Thursday, March 01, 2007

11th Circuit Determines that Rule 5 Requirements Apply to Interlocutory Appeals of CAFA Remand Orders

Per Main Drug, Inc. v. Aetna U.S. Healthcare, Inc., --- F.3d ----, 2007 WL 92756 (11th Cir. Jan. 16, 2007):

This consolidated appeal involves two putative class action cases (involving the same issues) which were removed to federal court under 28 U.S.C. § 1453, the Class Action Fairness Act (CAFA). The complaints in the two actions were filed in state court (by the same counsel) before the effective date of CAFA, but the summons were not provided to the clerks of the state courts until after the effective date. Relying on the filing date, the plaintiffs contend that the actions are not controlled by CAFA, and they moved to remand on that ground and for the additional reason that the amount in controversy requirement was not met. The district court denied the motion to remand in each case, and within seven days each plaintiff filed a notice of appeal in the district court. Neither filed in this Court a petition for permission to appeal.

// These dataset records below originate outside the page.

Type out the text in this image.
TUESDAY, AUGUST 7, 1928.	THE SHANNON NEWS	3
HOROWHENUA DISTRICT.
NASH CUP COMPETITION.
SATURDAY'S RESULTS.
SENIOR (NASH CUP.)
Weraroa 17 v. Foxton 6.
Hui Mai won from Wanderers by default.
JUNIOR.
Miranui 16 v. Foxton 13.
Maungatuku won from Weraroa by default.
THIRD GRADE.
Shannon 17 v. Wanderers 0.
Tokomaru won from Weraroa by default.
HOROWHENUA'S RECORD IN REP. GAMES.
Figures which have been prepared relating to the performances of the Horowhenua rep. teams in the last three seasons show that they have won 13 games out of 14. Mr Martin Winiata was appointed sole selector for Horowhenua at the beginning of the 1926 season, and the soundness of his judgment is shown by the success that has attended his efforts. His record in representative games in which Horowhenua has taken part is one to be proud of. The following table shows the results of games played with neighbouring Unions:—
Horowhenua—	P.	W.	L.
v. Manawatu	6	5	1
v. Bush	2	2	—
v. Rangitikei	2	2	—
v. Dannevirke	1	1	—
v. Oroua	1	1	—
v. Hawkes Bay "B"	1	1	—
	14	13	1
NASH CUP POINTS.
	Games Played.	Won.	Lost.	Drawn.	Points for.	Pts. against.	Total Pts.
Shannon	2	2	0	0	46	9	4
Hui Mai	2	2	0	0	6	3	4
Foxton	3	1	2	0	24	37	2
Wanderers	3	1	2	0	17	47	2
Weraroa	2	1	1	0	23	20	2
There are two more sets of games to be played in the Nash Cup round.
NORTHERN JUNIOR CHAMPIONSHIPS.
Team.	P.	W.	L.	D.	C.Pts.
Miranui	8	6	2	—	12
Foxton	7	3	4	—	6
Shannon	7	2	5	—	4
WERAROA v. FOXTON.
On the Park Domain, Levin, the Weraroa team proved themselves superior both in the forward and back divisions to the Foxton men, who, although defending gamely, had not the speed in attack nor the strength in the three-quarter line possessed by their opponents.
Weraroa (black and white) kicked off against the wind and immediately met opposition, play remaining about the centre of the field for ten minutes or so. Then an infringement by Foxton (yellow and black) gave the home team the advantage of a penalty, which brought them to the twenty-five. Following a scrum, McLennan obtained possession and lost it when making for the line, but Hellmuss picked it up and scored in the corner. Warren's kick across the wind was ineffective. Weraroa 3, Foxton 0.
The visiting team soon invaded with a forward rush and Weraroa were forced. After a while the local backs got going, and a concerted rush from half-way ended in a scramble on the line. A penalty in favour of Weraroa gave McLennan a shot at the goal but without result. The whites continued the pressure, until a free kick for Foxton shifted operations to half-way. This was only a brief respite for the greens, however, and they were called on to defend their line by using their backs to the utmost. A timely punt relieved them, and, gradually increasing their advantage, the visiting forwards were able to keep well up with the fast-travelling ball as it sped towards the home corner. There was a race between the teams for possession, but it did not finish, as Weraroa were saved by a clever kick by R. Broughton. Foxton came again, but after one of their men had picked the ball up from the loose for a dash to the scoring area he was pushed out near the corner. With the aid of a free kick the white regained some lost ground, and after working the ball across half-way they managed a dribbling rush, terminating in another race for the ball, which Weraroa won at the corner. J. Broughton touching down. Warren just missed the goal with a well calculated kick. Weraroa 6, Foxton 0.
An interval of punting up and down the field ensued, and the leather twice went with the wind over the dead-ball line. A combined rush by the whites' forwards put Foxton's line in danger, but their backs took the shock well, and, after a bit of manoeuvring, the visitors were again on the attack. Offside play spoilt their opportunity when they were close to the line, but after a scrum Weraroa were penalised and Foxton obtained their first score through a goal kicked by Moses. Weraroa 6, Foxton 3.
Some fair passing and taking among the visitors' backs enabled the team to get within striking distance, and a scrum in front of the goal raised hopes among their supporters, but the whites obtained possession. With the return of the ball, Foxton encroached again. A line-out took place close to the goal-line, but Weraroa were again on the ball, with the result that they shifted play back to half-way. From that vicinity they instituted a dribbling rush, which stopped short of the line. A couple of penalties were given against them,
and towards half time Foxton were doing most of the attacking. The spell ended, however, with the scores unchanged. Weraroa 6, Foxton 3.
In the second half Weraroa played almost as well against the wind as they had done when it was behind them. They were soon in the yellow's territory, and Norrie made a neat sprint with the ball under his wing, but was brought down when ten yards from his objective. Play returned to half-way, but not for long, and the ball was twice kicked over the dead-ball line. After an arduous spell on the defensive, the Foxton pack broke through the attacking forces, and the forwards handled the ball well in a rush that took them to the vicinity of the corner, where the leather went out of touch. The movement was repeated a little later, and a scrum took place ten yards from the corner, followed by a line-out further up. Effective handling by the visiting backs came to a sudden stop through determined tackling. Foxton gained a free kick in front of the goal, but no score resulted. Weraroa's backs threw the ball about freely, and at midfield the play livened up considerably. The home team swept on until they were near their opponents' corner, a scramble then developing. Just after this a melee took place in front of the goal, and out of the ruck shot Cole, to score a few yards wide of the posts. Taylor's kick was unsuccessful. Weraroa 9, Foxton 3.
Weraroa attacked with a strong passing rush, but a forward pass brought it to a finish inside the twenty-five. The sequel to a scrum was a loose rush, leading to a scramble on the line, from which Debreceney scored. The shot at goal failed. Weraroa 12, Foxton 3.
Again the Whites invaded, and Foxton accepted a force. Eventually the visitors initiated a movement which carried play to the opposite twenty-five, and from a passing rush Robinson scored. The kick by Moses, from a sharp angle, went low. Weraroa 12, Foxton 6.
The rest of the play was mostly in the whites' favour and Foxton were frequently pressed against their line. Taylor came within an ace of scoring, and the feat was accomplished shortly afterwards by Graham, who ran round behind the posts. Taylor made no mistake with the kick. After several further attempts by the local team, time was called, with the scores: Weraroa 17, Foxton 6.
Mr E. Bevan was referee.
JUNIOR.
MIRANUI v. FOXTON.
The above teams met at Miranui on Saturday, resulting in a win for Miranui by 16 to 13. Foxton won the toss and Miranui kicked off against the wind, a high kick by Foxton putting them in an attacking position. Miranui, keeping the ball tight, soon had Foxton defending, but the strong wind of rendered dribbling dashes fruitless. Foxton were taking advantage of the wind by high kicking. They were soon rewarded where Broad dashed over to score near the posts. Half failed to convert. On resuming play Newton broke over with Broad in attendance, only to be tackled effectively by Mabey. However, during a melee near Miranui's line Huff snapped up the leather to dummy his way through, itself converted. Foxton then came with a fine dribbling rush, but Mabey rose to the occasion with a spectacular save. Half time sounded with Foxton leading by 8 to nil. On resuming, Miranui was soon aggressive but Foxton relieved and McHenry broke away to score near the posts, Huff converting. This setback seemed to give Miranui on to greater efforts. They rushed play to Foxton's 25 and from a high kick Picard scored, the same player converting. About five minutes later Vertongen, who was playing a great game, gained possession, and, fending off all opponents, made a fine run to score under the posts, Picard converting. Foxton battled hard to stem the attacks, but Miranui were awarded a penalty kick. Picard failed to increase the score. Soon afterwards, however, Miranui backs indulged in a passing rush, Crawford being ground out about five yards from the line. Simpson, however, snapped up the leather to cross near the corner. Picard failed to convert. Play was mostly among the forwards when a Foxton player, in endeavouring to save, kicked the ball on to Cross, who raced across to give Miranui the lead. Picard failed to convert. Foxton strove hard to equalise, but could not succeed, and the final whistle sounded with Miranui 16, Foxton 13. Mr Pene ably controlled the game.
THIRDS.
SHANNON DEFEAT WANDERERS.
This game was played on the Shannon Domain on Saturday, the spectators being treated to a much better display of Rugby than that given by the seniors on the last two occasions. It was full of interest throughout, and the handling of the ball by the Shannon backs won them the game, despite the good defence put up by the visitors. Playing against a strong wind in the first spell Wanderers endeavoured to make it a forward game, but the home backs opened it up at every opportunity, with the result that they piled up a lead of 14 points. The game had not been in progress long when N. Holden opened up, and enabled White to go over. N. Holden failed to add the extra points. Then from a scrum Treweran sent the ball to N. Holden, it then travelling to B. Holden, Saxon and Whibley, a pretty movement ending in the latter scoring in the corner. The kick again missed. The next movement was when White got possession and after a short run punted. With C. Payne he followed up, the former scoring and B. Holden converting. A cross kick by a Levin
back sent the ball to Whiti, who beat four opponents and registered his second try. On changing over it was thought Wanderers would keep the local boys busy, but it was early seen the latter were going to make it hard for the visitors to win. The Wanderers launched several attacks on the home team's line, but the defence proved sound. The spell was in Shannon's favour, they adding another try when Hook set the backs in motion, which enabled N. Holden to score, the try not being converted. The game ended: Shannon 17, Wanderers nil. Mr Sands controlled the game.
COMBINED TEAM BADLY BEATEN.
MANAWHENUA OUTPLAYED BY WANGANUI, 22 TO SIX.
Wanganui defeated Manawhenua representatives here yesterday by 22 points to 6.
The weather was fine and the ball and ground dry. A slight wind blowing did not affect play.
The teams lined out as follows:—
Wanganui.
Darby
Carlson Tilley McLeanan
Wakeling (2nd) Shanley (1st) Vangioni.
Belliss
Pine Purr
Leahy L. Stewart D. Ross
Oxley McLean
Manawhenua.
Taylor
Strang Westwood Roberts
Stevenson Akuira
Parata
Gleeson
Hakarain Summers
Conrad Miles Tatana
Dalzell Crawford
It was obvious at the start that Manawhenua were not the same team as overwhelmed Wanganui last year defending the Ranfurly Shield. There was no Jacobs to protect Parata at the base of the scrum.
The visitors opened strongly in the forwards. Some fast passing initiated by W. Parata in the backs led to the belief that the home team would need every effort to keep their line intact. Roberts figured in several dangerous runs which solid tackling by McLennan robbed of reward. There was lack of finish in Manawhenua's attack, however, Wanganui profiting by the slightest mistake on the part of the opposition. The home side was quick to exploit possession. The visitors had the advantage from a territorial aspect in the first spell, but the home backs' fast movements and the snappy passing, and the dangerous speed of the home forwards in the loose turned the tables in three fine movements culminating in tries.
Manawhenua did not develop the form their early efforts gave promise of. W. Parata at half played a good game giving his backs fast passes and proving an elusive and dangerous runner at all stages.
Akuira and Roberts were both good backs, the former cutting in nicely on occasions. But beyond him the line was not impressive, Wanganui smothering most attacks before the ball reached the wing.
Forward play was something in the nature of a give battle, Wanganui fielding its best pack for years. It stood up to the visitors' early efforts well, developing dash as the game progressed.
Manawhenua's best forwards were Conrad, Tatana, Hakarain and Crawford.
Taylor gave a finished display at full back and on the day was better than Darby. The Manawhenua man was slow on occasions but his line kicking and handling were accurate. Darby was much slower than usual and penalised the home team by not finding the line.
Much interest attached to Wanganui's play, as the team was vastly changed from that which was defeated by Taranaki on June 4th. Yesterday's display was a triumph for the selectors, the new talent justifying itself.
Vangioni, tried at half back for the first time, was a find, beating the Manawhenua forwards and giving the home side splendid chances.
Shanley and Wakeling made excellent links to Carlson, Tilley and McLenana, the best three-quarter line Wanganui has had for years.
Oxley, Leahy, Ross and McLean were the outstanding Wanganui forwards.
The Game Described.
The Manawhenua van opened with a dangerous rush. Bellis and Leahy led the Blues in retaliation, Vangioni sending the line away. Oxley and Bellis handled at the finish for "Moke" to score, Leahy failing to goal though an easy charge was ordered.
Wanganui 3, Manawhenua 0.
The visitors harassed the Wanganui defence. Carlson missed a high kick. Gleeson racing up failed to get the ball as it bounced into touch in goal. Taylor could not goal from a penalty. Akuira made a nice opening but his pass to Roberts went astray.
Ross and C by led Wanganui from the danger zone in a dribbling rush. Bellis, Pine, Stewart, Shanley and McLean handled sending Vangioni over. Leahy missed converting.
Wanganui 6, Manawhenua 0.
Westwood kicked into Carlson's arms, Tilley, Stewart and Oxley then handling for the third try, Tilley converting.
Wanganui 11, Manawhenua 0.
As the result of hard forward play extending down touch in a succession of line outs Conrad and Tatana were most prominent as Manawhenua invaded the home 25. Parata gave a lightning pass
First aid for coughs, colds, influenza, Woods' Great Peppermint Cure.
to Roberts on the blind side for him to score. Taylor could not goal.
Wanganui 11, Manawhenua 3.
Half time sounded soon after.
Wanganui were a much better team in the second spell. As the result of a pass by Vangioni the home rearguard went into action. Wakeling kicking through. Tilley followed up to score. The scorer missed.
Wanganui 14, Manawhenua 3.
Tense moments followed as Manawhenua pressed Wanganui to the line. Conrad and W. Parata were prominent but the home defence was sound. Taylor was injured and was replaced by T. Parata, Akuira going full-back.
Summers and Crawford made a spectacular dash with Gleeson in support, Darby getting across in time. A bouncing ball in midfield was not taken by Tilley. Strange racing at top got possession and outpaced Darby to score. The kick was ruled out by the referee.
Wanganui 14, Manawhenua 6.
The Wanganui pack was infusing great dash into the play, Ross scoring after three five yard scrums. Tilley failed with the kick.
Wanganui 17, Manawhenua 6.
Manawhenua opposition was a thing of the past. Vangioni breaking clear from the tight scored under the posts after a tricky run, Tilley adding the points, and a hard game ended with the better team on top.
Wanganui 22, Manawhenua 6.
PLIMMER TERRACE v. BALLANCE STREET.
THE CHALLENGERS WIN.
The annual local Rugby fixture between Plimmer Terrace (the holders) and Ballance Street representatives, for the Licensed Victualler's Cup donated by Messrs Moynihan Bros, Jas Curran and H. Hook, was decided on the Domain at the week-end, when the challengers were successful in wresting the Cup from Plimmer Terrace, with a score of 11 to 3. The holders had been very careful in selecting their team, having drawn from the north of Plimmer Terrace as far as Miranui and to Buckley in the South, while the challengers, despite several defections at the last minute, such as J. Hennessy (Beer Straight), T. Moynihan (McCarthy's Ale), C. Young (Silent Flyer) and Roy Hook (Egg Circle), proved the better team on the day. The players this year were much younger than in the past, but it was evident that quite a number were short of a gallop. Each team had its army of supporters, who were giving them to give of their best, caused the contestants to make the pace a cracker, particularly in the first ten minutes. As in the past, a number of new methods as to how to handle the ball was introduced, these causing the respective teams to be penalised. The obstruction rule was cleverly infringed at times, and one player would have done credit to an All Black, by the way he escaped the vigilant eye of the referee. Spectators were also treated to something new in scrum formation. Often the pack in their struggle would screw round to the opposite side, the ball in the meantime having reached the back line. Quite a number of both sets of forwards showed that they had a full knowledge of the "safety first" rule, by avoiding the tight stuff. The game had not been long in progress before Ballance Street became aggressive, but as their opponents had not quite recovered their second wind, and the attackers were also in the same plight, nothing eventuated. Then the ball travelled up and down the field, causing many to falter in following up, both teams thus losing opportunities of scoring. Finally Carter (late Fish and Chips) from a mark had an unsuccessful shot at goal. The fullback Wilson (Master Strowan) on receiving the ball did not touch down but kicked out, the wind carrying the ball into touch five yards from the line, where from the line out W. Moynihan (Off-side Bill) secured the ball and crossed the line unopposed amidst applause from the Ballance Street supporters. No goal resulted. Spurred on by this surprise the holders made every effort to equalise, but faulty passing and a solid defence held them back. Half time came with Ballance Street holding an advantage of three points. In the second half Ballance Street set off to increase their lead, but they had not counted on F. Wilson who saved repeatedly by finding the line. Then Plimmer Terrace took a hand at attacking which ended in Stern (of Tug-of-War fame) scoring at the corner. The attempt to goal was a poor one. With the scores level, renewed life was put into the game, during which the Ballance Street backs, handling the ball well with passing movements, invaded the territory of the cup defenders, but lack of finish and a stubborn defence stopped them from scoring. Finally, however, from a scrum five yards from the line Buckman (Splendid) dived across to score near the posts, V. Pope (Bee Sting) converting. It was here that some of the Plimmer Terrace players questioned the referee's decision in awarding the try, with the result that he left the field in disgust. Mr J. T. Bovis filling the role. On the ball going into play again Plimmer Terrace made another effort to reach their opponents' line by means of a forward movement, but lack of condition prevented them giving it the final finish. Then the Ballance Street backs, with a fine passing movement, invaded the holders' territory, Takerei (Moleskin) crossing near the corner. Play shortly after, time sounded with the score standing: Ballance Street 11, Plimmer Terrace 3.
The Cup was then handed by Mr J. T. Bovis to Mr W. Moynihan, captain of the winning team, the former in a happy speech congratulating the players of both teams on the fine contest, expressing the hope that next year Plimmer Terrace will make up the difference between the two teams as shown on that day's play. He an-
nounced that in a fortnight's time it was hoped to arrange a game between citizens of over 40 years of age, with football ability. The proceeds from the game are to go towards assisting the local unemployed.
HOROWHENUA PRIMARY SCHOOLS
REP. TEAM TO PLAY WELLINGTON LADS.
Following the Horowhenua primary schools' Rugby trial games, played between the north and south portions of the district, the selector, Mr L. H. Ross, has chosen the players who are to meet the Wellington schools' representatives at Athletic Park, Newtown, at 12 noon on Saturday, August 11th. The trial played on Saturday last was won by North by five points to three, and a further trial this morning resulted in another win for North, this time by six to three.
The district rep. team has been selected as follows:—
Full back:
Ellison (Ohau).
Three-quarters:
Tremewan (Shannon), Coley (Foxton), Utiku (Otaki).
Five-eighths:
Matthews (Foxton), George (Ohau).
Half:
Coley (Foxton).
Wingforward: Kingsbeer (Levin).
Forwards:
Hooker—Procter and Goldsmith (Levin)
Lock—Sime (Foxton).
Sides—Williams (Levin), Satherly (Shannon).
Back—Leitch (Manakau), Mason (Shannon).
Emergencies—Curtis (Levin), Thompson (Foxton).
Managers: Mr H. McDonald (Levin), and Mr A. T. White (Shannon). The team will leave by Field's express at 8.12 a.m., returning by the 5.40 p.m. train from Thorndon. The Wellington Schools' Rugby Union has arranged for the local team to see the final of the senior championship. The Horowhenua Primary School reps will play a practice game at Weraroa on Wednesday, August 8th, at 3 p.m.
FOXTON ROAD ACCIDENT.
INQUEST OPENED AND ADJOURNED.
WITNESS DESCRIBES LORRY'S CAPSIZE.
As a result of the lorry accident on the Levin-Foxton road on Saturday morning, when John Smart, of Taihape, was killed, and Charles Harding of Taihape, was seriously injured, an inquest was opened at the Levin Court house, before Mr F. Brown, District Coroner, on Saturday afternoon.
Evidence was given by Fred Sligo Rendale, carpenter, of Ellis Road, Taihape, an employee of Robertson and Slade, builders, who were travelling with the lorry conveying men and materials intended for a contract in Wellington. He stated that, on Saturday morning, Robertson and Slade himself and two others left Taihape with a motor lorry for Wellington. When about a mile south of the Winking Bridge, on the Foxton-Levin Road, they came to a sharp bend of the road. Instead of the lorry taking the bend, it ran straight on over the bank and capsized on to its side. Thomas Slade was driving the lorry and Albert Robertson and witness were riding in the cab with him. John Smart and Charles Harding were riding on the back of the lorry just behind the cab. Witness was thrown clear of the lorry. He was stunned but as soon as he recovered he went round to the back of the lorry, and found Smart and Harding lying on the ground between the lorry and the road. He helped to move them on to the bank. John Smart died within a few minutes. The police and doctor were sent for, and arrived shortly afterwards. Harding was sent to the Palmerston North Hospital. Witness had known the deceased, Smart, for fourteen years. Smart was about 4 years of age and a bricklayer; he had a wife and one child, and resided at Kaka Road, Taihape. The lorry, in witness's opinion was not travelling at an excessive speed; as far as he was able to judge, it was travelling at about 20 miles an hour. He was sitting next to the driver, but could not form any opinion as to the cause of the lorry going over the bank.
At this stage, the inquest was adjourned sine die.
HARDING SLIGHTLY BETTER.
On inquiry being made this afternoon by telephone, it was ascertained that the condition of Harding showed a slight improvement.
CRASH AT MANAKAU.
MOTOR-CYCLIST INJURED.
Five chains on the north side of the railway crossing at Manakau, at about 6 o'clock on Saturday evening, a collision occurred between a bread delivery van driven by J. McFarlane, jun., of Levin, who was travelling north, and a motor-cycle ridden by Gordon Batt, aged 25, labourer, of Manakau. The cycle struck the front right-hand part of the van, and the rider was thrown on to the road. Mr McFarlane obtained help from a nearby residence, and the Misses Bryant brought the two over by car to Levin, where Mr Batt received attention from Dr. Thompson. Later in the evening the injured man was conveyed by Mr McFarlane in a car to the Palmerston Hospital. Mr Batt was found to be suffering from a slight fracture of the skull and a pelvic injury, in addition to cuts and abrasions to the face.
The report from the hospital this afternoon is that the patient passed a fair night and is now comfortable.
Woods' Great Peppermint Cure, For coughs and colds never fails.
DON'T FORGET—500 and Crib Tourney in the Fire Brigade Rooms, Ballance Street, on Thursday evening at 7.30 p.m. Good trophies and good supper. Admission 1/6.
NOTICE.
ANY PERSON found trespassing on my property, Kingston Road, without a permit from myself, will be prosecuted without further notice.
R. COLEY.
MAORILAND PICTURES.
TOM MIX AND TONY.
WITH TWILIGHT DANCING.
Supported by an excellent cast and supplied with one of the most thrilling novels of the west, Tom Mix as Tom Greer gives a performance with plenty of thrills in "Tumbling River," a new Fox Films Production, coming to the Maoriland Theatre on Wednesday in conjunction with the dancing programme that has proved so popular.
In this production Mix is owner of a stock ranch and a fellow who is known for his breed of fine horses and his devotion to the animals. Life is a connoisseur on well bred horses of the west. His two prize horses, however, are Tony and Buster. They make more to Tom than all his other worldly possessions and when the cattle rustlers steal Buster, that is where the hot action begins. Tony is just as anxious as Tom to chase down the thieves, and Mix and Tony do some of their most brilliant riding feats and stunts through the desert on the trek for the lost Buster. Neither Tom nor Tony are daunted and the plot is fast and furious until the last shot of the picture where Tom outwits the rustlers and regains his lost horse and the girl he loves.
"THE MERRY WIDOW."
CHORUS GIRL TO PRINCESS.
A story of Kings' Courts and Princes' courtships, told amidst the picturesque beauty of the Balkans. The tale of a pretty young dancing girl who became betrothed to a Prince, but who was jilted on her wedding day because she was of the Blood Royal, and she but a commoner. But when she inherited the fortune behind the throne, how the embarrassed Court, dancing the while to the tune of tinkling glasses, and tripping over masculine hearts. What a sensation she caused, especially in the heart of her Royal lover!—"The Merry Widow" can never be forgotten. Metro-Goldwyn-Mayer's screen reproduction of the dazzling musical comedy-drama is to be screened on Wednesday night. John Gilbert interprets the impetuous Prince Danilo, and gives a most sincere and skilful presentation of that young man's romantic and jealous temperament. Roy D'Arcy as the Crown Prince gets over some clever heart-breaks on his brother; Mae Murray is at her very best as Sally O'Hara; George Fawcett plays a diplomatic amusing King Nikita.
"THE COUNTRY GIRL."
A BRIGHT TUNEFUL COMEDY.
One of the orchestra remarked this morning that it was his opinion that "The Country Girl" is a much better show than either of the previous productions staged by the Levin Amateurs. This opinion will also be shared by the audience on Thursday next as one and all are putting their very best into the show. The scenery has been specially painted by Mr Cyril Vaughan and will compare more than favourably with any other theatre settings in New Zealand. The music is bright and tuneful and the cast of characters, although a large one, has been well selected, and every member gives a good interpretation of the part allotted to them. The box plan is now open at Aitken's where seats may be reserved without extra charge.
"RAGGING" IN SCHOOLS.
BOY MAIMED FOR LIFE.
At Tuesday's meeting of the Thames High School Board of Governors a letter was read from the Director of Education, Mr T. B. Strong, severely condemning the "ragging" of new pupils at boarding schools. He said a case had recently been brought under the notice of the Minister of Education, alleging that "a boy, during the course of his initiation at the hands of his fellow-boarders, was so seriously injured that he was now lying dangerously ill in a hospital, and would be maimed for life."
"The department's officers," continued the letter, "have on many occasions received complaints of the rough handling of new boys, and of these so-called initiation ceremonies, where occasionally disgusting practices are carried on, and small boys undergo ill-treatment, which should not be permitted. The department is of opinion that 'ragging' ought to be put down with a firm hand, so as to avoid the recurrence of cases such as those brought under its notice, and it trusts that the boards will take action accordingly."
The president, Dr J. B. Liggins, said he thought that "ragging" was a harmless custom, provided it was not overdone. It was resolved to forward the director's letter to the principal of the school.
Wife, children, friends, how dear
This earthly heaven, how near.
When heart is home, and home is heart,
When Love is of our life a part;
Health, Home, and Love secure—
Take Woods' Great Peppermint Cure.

Unless we have appellate jurisdiction, "we cannot review whether a judgment is defective, not even where the asserted defect is that the district court lacked jurisdiction." United States v. Machado, 465 F.3d 1301, 1306 (11th Cir.2006). Interlocutory appellate jurisdiction to review CAFA remand orders is provided in 28 U.S.C. § 1453(c)(1). We held in Evans v. Walter Industries, Inc., 449 F.3d 1159, 1162 (11th Cir.2006), that § 1453(c)(1) appeals are subject to the requirements of Fed. R.App. P. 5. That holding should have come as no surprise to anyone, because Rule 5 applies to appeals "within the court of appeals' discretion," id. 5(a)(1), and § 1453(c)(1) plainly makes appeals from CAFA remand rulings discretionary. 28 U.S.C. § 1453(c)(1) ("[A] court of appeals may accept an appeal from an order of a district court granting or denying a motion to remand a class action to the State court ...."). All four of the other circuits that have decided the issue have also concluded that the requirements of Rule 5 apply to interlocutory appeals of CAFA remand orders. See DiTolla v. Doral Dental IPA of N.Y., 469 F.3d 271, 273 (2d Cir.2006); Hart v. FedEx Ground Package Sys. Inc., 457 F.3d 675, 679 (7th Cir.2006); Patterson v. Dean Morris, L.L.P., 444 F.3d 365, 368-69 (5th Cir.2006); Amalgamated Transit Union Local 1309 v. Laidlaw Transit Servs., 435 F.3d 1140, 1144 (9th Cir.2006).

Filing a notice of appeal in the district court, which is all these two plaintiffs and would-be appellants did, does not comply with the requirement of Rule 5(a)(1) & (2) that a petition for permission to appeal be filed with the circuit clerk within the time specified in the authorizing statute for the discretionary appeal. Ala. Labor Council v. Alabama, 453 F.2d 922, 923 (5th Cir.1972). Our predecessor court has held at least three times that the requirements of Rule 5 are jurisdictional. Aparicio v. Swan Lake, 643 F.2d 1109, 1111 (5th Cir. Apr.1981); Cole v. Tuttle, 540 F.2d 206, 207 n. 2 (5th Cir.1976); Ala. Labor Council, 453 F.2d at 923-25. Those decisions are binding on us under the prior panel precedent rule. Bonner v. City of Prichard, 661 F.2d 1206, 1207 (11th Cir.1981). . . . Until either the Supreme Court or this Court sitting en banc overrules the Aparicio, Cole, and Alabama Labor Council decisions, we are bound by them to conclude that the requirements of Appellate Rule 5 are jurisdictional. . . . The jurisdiction question is something of a red herring, anyhow. If we were free to and did hold that Rule 5 was not a jurisdictional requirement but only a claim-processing rule, we would still be compelled to dismiss this appeal.